Int J Biol Sci 2021; 17(2):514-526. doi:10.7150/ijbs.54074
KIF11 promotes cell proliferation via ERBB2/PI3K/AKT signaling pathway in gallbladder cancer
1. Department of General Surgery and Laboratory of General Surgery, Xinhua Hospital Affiliated to Shanghai Jiao Tong University School of Medicine, 1665 Kongjiang Road, Shanghai 200092, China
2. Department of Biliary-Pancreatic Surgery, Renji Hospital, School of Medicine, Shanghai Jiao Tong University, 160 Pujian Road, Shanghai, 200127, China.
3. Shanghai Key Laboratory of Biliary Tract Disease Research, 1665 Kongjiang Road, Shanghai 200092, China
4. State Key Laboratory of Oncogenes and Related Genes, Shanghai Cancer Institute, School of Medicine, Shanghai Jiao Tong University, Shanghai, 200127, China.
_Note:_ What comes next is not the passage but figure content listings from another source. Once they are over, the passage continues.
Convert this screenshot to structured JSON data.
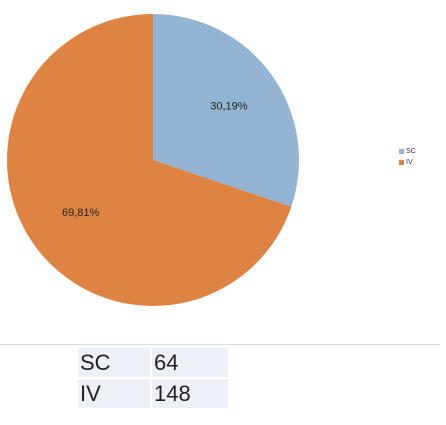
{
  "chart_data": {
    "type": "pie",
    "categories": [
      "SC",
      "IV"
    ],
    "values": [
      30.19,
      69.81
    ],
    "value_labels": [
      "30,19%",
      "69,81%"
    ],
    "colors": [
      "#93b4d3",
      "#df8343"
    ],
    "legend": [
      "SC",
      "IV"
    ],
    "legend_position": "right",
    "title": ""
  },
  "table": {
    "rows": [
      {
        "label": "SC",
        "value": "64"
      },
      {
        "label": "IV",
        "value": "148"
      }
    ]
  }
}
5. Key Laboratory of Hepatosplenic Surgery, Ministry of Education, Harbin Medical University, Harbin, China
#These authors contributed to the work equally and should be regarded as co-first authors
Wei D, Rui B, Qingquan F, Chen C, ping HY, Xiaoling S, Hao W, Jun G. KIF11 promotes cell proliferation via ERBB2/PI3K/AKT signaling pathway in gallbladder cancer. Int J Biol Sci 2021; 17(2):514-526. doi:10.7150/ijbs.54074. Available from https://www.ijbs.com/v17p0514.htm
Proliferation is one of the significant hallmarks of gallbladder cancer, which is a relatively rare but fatal malignance. Aim of this study was to examine the biological impact and molecular mechanism of the candidate hub-gene on the proliferation and tumorigenesis of gallbladder cancer. We analyzed the differentially expressed genes and the correlation between these genes with MKI67, and showed that KIF11 is one of the major upregulated regulators of proliferation in gallbladder cancer (GBC). The Gene Ontology, Gene Sets Enrichment Analysis and KEGG Pathway analysis indicated that KIF11 may promote GBC cell proliferation through the ERBB2/PI3K/AKT signaling pathway. Gain-of-function and loss-of-function assay demonstrated that KIF11 regulated GBC cell cycle and cancer cell proliferation in vitro. GBC cells exhibited G2M phase cell cycle arrest, cell proliferation and clone formation ability reduction after treatment with Monastrol, a specific inhibitor of KIF11. Xenograft model showed that KIF11 promotes GBC growth in vivo. Rescue experiments showed that KIF11-induced GBC cell proliferation dependented on ERBB2/PI3K/AKT pathway. Moreover, we found that H3K27ac signals are enriched among the promoter region of KIF11 in the UCSC Genome Browser Database. Differentially expressed analysis showed that EP300, a major histone acetyltransferase modifying H3K27ac signal, is highly expressed in gallbladder cancer and correlation analysis illustrated that EP300 is positively related with KIF11 in almost all the cancer types. We further found that KIF11 was significantly downregulated in a dose-dependent and time-dependent manner after histone acetylation inhibitor treatment. The present results highlight that high KIF11 expression promotes GBC cell proliferation through the ERBB2/PI3K/AKT signaling pathway. The findings may help deepen our understanding of mechanism underlying GBC cancer development and development of novel diagnostic and therapeutic target.